Others who participated included Connie DeFlitch, Joelle (Rober) Goff, June McLeavey, Margaret Dris (loved her abstact landscapes!), Terri Brooks, Valentina Kobilansky (the lady who rescued me when I came to her house after I had my heart attack walk out of the snowy woods nearly four years ago), wonderfully exotic abstract painter Rebecca Klementovich, Lori Stearns, Janet Gill, Matt Brown, Tuckerman Ravine master Chris Muzerall, Barbara Perry and my talented sister-in-law, Sarah W. Eastman.
Masks and social distancing rules were required and followed.
During this time when the pandemic has affected all of our lives, and when traditional events such as Attitash’s Oktoberfest are not happening, it made for a wonderful outing over the Columbus Day holiday weekend.
LIKEWISE, SETTLERS Green’s fourth annual Columbus Day Weekend Busker Festival and Tuckerman Beer Garden attracted a nice, socially distanced crowd, says Settlers marketing director Laura Lemieux.
“People really enjoyed hearing the music by such local musicians as Riley Parkhurst and her dad Dan, Candie Tremblay Allen, Ryan St.

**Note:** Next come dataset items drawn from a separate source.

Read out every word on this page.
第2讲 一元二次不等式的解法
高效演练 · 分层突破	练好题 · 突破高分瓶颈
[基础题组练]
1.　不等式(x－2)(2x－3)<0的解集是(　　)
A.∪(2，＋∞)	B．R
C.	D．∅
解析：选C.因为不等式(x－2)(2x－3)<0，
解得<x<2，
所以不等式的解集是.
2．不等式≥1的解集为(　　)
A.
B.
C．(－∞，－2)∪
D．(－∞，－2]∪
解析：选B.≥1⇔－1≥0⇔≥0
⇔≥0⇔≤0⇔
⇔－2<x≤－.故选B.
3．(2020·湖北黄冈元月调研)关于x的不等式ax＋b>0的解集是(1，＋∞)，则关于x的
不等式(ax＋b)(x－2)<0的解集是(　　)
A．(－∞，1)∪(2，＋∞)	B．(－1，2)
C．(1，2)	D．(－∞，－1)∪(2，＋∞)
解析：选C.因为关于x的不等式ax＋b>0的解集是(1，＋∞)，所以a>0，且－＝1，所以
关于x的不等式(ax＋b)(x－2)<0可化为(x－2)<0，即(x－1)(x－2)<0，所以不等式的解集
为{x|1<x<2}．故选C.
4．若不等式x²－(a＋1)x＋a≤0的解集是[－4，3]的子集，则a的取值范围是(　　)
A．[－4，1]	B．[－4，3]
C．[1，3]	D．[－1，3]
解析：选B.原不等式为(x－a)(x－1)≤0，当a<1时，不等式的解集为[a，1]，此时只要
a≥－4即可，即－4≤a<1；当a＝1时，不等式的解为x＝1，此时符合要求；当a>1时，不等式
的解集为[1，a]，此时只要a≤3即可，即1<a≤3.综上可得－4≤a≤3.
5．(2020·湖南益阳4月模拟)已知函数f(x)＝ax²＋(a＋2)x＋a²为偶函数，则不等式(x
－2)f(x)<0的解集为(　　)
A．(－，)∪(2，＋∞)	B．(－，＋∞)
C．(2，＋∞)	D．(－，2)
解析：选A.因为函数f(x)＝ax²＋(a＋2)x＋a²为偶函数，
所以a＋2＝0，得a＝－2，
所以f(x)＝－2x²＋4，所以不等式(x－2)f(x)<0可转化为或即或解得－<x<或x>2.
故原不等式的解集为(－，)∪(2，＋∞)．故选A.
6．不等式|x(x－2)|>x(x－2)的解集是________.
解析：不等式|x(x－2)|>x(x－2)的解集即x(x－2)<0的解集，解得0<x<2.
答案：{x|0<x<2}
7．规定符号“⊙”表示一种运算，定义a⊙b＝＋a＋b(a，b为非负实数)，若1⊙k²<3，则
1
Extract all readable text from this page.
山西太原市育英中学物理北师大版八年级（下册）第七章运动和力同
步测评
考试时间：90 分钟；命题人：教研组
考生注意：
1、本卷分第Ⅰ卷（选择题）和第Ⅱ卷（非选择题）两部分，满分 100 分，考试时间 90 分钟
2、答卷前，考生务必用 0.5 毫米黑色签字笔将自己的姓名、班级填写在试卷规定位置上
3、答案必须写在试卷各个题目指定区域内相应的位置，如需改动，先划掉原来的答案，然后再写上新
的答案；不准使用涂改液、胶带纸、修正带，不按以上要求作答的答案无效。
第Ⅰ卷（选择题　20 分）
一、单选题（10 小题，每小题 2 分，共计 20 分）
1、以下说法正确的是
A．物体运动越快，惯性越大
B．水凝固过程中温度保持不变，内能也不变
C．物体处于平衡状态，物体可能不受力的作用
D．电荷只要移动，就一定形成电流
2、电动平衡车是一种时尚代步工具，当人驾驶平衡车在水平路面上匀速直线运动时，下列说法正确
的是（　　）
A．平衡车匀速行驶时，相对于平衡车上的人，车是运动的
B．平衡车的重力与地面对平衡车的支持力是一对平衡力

Onge and Reed Van Rossum. I think people really appreciate being outdoors, and having the food, the shopping, the music and beer garden all made for a good mix,” said Laura.
SPEAKING OF MUSIC, kudos to new kitten parents Thom Perkins and Kathy Bennett, who are finalists in the Maine Songwriters Association Contest.
Masks and social distancing are required. For more information contact Joyce at (603) 528-4014.
PUMPKIN PATCH FUN: Conway Scenic Railroad’s Pumpkin Patch Runs are ongoing each weekend through the end of the month. Meanwhile, the Sherman Farm Corn Maize (featuring a theme of “Grow Your Community Support Local”) is open weekends through Oct. 25, and the Jackson Area Chamber of Commerce’s “Return of the Pumpkin People” continues in Jackson and throughout the valley through Oct. 31.
SO LONG, PHIL: As we wrote in Tuesday’s paper, we were saddened to learn of the passing on Oct. 9 after a period of declining health of iconic ski industry and former valley leader Phil Gravink, 85, in his and wife Shirley’s new hometown of Saco, Maine, where the former Attitash president and past National Ski Areas president had moved in 2015 from Jackson.
Next time you take a run at Attitash, you’ll feel Phil’s presence in the layout of Bear Peak, which he oversaw — he once told me that Attitash with its winding, classic ski trails was all Thad Thorne’s, while Bear Peak with its wider, more open western feel was his. He also oversaw the building of the Skimobile EXpress at Cranmore the one year that Attitash owned Cranmore under Les Otten’s ownership.
IN HAPPY BIRTHDAYS, we salute one and all, including: Mike Malkin, 48 Four-Thousand Footer Club new inductee Jonathan Herbert, Earle Wason and Bob Moody (10-17); Kristen Seaman, Anne Cotter and John Urdi (10-18); Lou Lavendar of the Bartlett VFW, JoAnne Dodge Kane and Ryan St. Onge (10-19); Eaton postmistress/Sun columnist Nancy Williams and Abbee Hoyt (10-20); Tamworth chicken farmer Karl Behr and River Run Co.’s Sheila Duane (10-21); retired Auto Road manager and now consultant Howie Wemyss and Eve Walker (10-22); and Leslie Leonard of Cooper Cargill Chant, Burr Philips, Deborah Selmi and jeweler Karen Twombly (10-23).
NO MATTER your political tribe, please mask it up and have a great weekend as you gaze at the snoliage and Mount Washington.